Related: Six Smart Year-End Tax-Saving Money Moves

The folks who propose that commission-based services are best often argue that you may pay more over time with a fee-only advisor vs. a one-time commission for a product that you buy and own for many years. I understand this viewpoint – but in reality, many commission-based advisors try to move their clients into new products every few years, thus generating more commissions, and in many cases costing more than a fee-only advisor who charges a percentage of assets. Even if it doesn’t cost more, the client often loses out by being in products that the brokerage firm wanted to push that year – even though that wasn’t the best choice for the client’s goals.

Fee-based is different from fee-only

Fee-based is not the same as fee-only. Fee-based financial advisors can receive compensation from fees paid by you and from commissions paid to them by a brokerage firm, mutual fund company, insurance company, or investment partnership. Make sure you know what these fees are.

Even though both fee-only and fee-based financial advisors may have accounts they manage where they charge a percentage of the assets, the investments they place inside these accounts can be very different. Fee-only financial advisors have a fiduciary responsibility to choose investments that are in your best interest. They typically use investments that have low internal expenses, such as no-load mutual funds, stocks, and bonds; investments that have no 12(b)1 fees. A fee-based advisor may use higher-fee investments inside the fee-based account as they have no obligation to try to find the options that are in your best interest.
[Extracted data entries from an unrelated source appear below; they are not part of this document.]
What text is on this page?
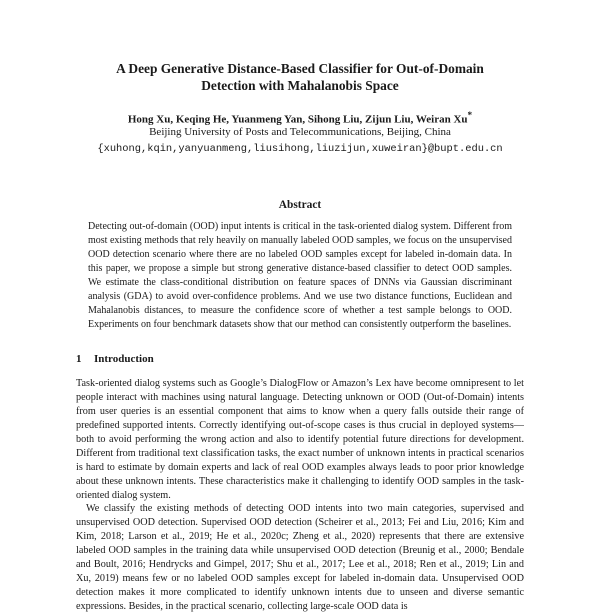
A Deep Generative Distance-Based Classifier for Out-of-Domain
Detection with Mahalanobis Space
Hong Xu, Keqing He, Yuanmeng Yan, Sihong Liu, Zijun Liu, Weiran Xu*
Beijing University of Posts and Telecommunications, Beijing, China
{xuhong,kqin,yanyuanmeng,liusihong,liuzijun,xuweiran}@bupt.edu.cn
Abstract
Detecting out-of-domain (OOD) input intents is critical in the task-oriented dialog system. Different from most existing methods that rely heavily on manually labeled OOD samples, we focus on the unsupervised OOD detection scenario where there are no labeled OOD samples except for labeled in-domain data. In this paper, we propose a simple but strong generative distance-based classifier to detect OOD samples. We estimate the class-conditional distribution on feature spaces of DNNs via Gaussian discriminant analysis (GDA) to avoid over-confidence problems. And we use two distance functions, Euclidean and Mahalanobis distances, to measure the confidence score of whether a test sample belongs to OOD. Experiments on four benchmark datasets show that our method can consistently outperform the baselines.
1 Introduction
Task-oriented dialog systems such as Google’s DialogFlow or Amazon’s Lex have become omnipresent to let people interact with machines using natural language. Detecting unknown or OOD (Out-of-Domain) intents from user queries is an essential component that aims to know when a query falls outside their range of predefined supported intents. Correctly identifying out-of-scope cases is thus crucial in deployed systems—both to avoid performing the wrong action and also to identify potential future directions for development. Different from traditional text classification tasks, the exact number of unknown intents in practical scenarios is hard to estimate by domain experts and lack of real OOD examples always leads to poor prior knowledge about these unknown intents. These characteristics make it challenging to identify OOD samples in the task-oriented dialog system.
We classify the existing methods of detecting OOD intents into two main categories, supervised and unsupervised OOD detection. Supervised OOD detection (Scheirer et al., 2013; Fei and Liu, 2016; Kim and Kim, 2018; Larson et al., 2019; He et al., 2020c; Zheng et al., 2020) represents that there are extensive labeled OOD samples in the training data while unsupervised OOD detection (Breunig et al., 2000; Bendale and Boult, 2016; Hendrycks and Gimpel, 2017; Shu et al., 2017; Lee et al., 2018; Ren et al., 2019; Lin and Xu, 2019) means few or no labeled OOD samples except for labeled in-domain data. Unsupervised OOD detection makes it more complicated to identify unknown intents due to unseen and diverse semantic expressions. Besides, in the practical scenario, collecting large-scale OOD data is
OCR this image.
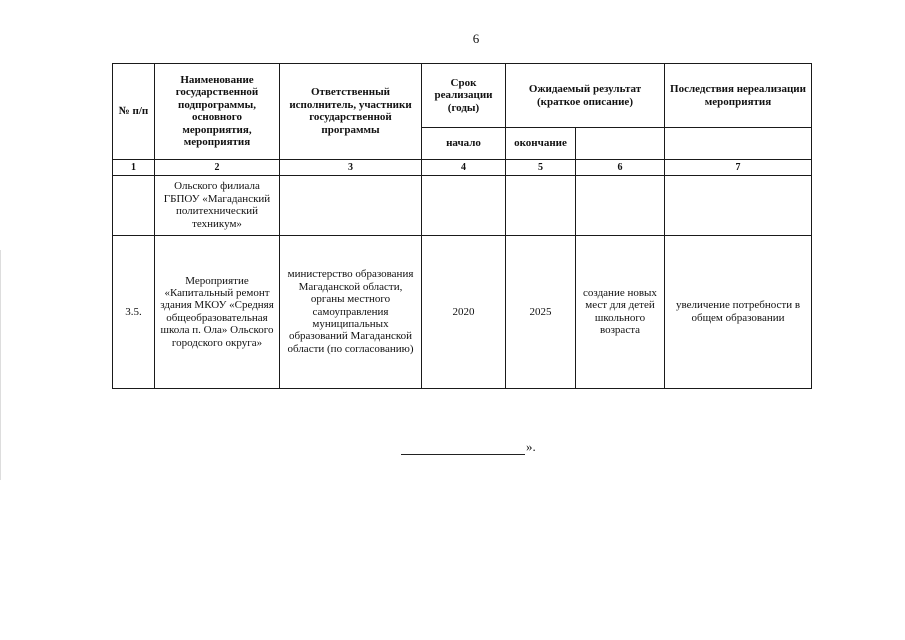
6
№ п/п	Наименование государственной подпрограммы, основного мероприятия, мероприятия	Ответственный исполнитель, участники государственной программы	Срок реализации (годы)	Ожидаемый результат (краткое описание)		Последствия нереализации мероприятия
			начало	окончание		
1	2	3	4	5	6	7
	Ольского филиала ГБПОУ «Магаданский политехнический техникум»					
3.5.	Мероприятие «Капитальный ремонт здания МКОУ «Средняя общеобразовательная школа п. Ола» Ольского городского округа»	министерство образования Магаданской области, органы местного самоуправления муниципальных образований Магаданской области (по согласованию)	2020	2025	создание новых мест для детей школьного возраста	увеличение потребности в общем образовании
».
Be aware that many advisors who are “fee-based” recommend clients invest in a managed account. A managed account (also known as a “wrap account”) is a type of investment management service that packages together a group of investments for you. Some managed accounts offer a good service for the price; others have high fees and tax inefficiencies. The challenge is figuring out which is which. For example, the financial products offered inside a managed account may pay incentives to the company the advisor works for, which means it may not be as objective as it appears.